At the end of the imaging session, quantitatively analyze all of the magnetic resonance images using the signal intensity as a measurement of the defined regions of interest in comparable locations of an M.tuberculosis granuloma center and the back muscle adjacent to a granulomatis area. Then, use the formula to calculate the relative signal enhancements using the signal intensity measurement before and zero to three hours after the injection of the contrast agents. One month after inoculation, collect the tissue from the intradermal inoculation site of each animal and stain the formalin-fixed paraffin-embedded five to 10-micrometer thick tissue samples with hematoxylin and eosin, Ziehl-Neelsen stains for acid-fast bacteria, and Berlin blue for ferric iron.
Transmission electron microscopy imaging of SPIO-TB surface antibody nanoprobes reveals that the nanoprobes exhibit a well-dispersed appearance with an average size of 3.8 plus or minus 0.4 nanometers per core. M.bovis BCG and acid-fast bacterial strain can be detected through Ziehl-Neelsen staining. After isolation and culture with probes containing ferric iron, the bacteria can be identified through Berlin blue staining.
The TB-targeting degree of SPIO-TB surface antibody nanoprobes can be determined through T2-weighted magnetic resonance imaging as indicated by a decrease in the signal intensity in the presence of the nanoprobes that occurs in a concentration dependent manner. In nanoprobe-injected animals, the T2-weighted enhancement of signal reduction in the M.tuberculosis granulomatis areas is approximately 14-fold higher than that of the control sites. One month after infection, an organized subcutaneous granuloma can be observed in nanoprobe-injected C57 black 6 mice with new blood vascularization and lymphocyte and epithelioid macrophage aggregates noted within these lesions.

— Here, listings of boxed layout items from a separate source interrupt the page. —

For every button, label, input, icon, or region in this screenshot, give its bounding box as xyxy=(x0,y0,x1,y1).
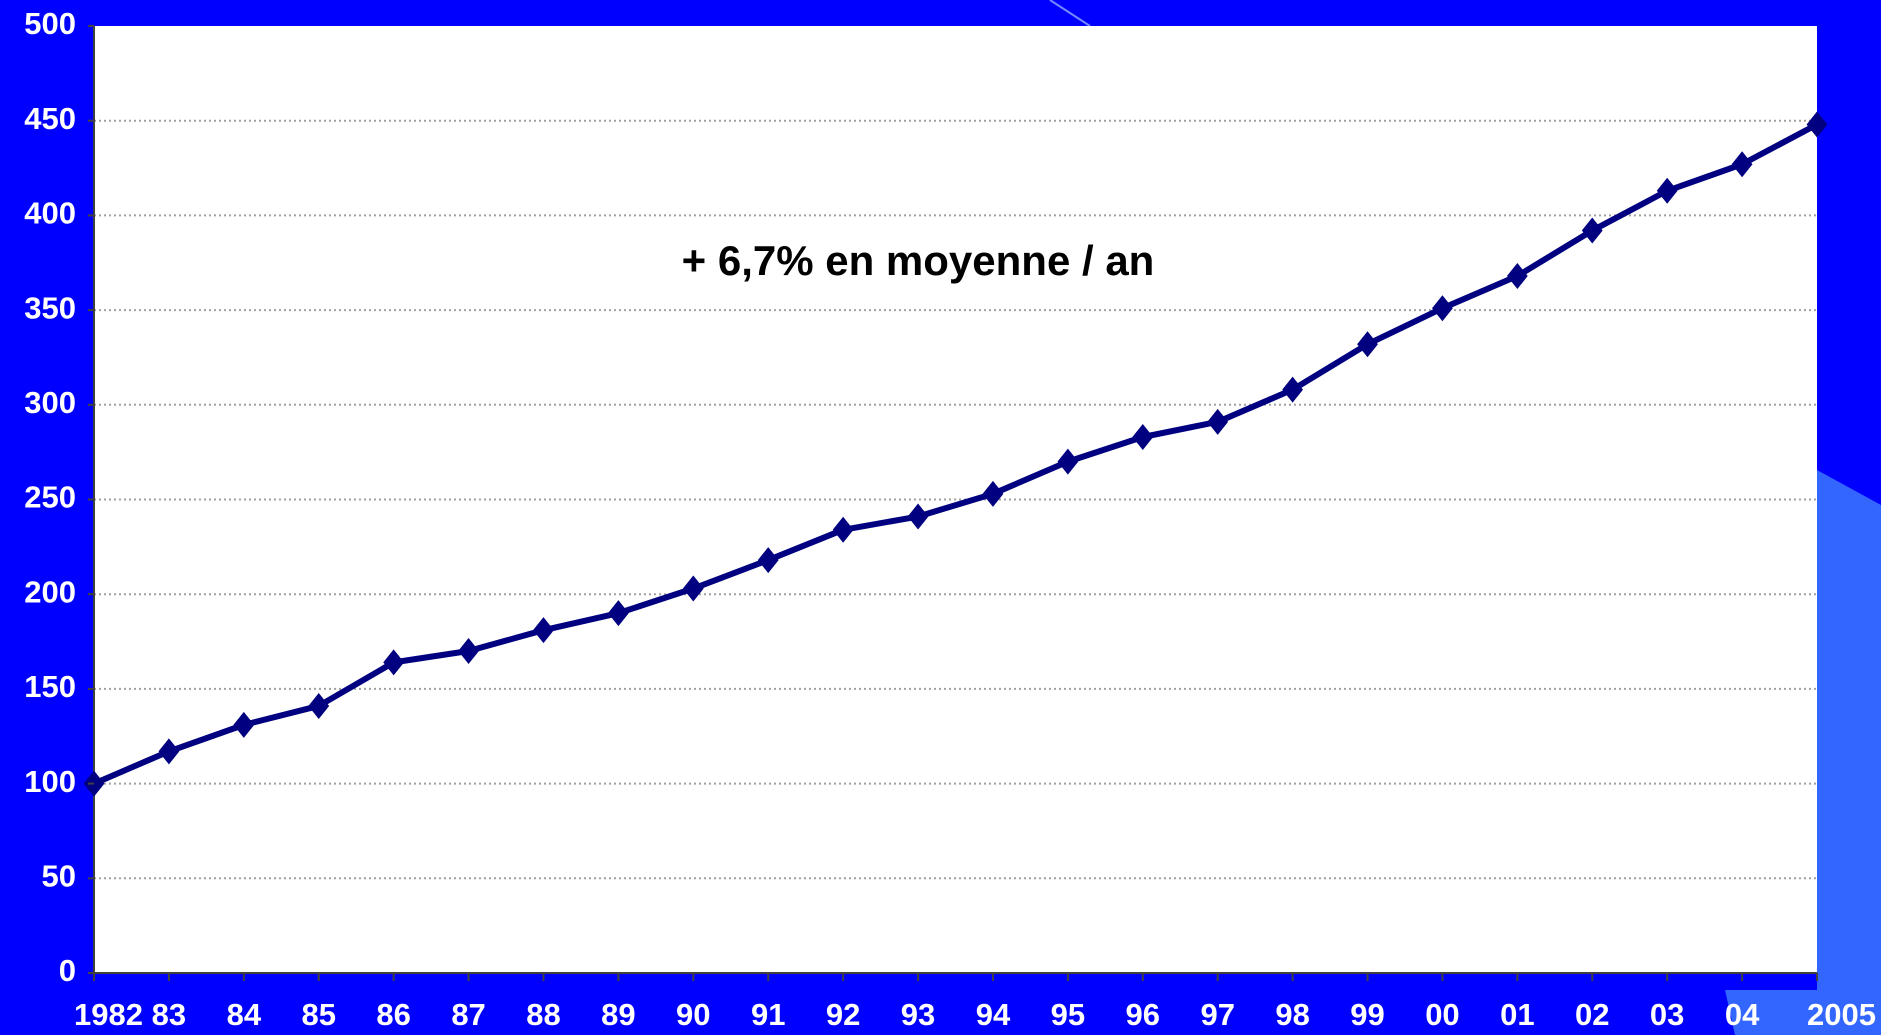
annotation: + 6,7% en moyenne / an xyxy=(682,237,1155,284)
x-tick-label: 86 xyxy=(376,997,410,1032)
x-tick-label: 94 xyxy=(976,997,1011,1032)
x-tick-label: 98 xyxy=(1275,997,1309,1032)
x-tick-label: 01 xyxy=(1500,997,1534,1032)
y-tick-label: 500 xyxy=(24,6,76,41)
y-tick-label: 350 xyxy=(24,290,76,325)
x-tick-label: 93 xyxy=(901,997,935,1032)
data-point xyxy=(1057,448,1079,475)
x-tick-label: 84 xyxy=(227,997,262,1032)
background-stroke xyxy=(1049,0,1091,27)
y-tick-label: 400 xyxy=(24,196,76,231)
background-shape xyxy=(1725,470,1881,1035)
x-tick-label: 88 xyxy=(526,997,560,1032)
data-point xyxy=(607,600,629,627)
series xyxy=(83,111,1828,797)
data-point xyxy=(757,547,779,574)
x-tick-label: 90 xyxy=(676,997,710,1032)
data-point xyxy=(1506,263,1528,290)
x-tick-label: 97 xyxy=(1200,997,1234,1032)
y-tick-label: 150 xyxy=(24,669,76,704)
x-tick-label: 2005 xyxy=(1807,997,1876,1032)
y-tick-label: 300 xyxy=(24,385,76,420)
data-point xyxy=(458,638,479,665)
x-tick-label: 85 xyxy=(301,997,335,1032)
data-point xyxy=(533,617,554,644)
x-tick-label: 91 xyxy=(751,997,785,1032)
y-tick-label: 0 xyxy=(59,953,76,988)
x-tick-label: 02 xyxy=(1575,997,1609,1032)
data-point xyxy=(383,649,405,676)
data-point xyxy=(682,575,704,602)
x-tick-label: 89 xyxy=(601,997,635,1032)
y-tick-label: 450 xyxy=(24,101,76,136)
data-point xyxy=(158,738,180,765)
y-tick-label: 250 xyxy=(24,480,76,515)
data-point xyxy=(907,503,929,530)
x-tick-label: 03 xyxy=(1650,997,1684,1032)
data-point xyxy=(1806,111,1828,138)
x-tick-label: 83 xyxy=(152,997,186,1032)
data-point xyxy=(308,692,330,719)
x-tick-label: 04 xyxy=(1725,997,1760,1032)
y-tick-label: 100 xyxy=(24,764,76,799)
x-tick-label: 87 xyxy=(451,997,485,1032)
x-tick-label: 00 xyxy=(1425,997,1459,1032)
data-point xyxy=(1656,177,1678,204)
series-line xyxy=(92,121,1819,787)
y-tick-label: 200 xyxy=(24,574,76,609)
grid xyxy=(94,119,1817,880)
data-point xyxy=(982,480,1004,507)
y-tick-label: 50 xyxy=(42,858,76,893)
data-point xyxy=(832,516,854,543)
x-tick-label: 95 xyxy=(1051,997,1085,1032)
data-point xyxy=(1432,295,1453,322)
data-point xyxy=(1581,217,1603,244)
data-point xyxy=(1207,408,1229,435)
data-point xyxy=(1731,151,1753,178)
data-point xyxy=(1132,423,1154,450)
x-tick-label: 99 xyxy=(1350,997,1384,1032)
data-point xyxy=(233,711,255,738)
x-tick-label: 1982 xyxy=(74,997,143,1032)
data-point xyxy=(1282,376,1304,403)
data-point xyxy=(1357,331,1378,358)
x-tick-label: 96 xyxy=(1126,997,1160,1032)
x-tick-label: 92 xyxy=(826,997,860,1032)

Positive M.tuberculosis expression is also observed in the granulomatous areas with acid-fast bacilli staining positive at the lesion site. Berlin blue, a ferric iron positive stain, can also be used to determine the sensitivity of the probes to TB.For in vivo magnetic resonance image of life, nanoprobe-injected animals acquire baseline T2-weighted fast spin-echo image of each anesthetized experimental animal before injecting the SPIO-TB antibody probes. Now that we have established the SOP technique to detect extrapulmonary tuberculosis, these antibodies can be used to specifically diagnose extrapulmonary tuberculosis.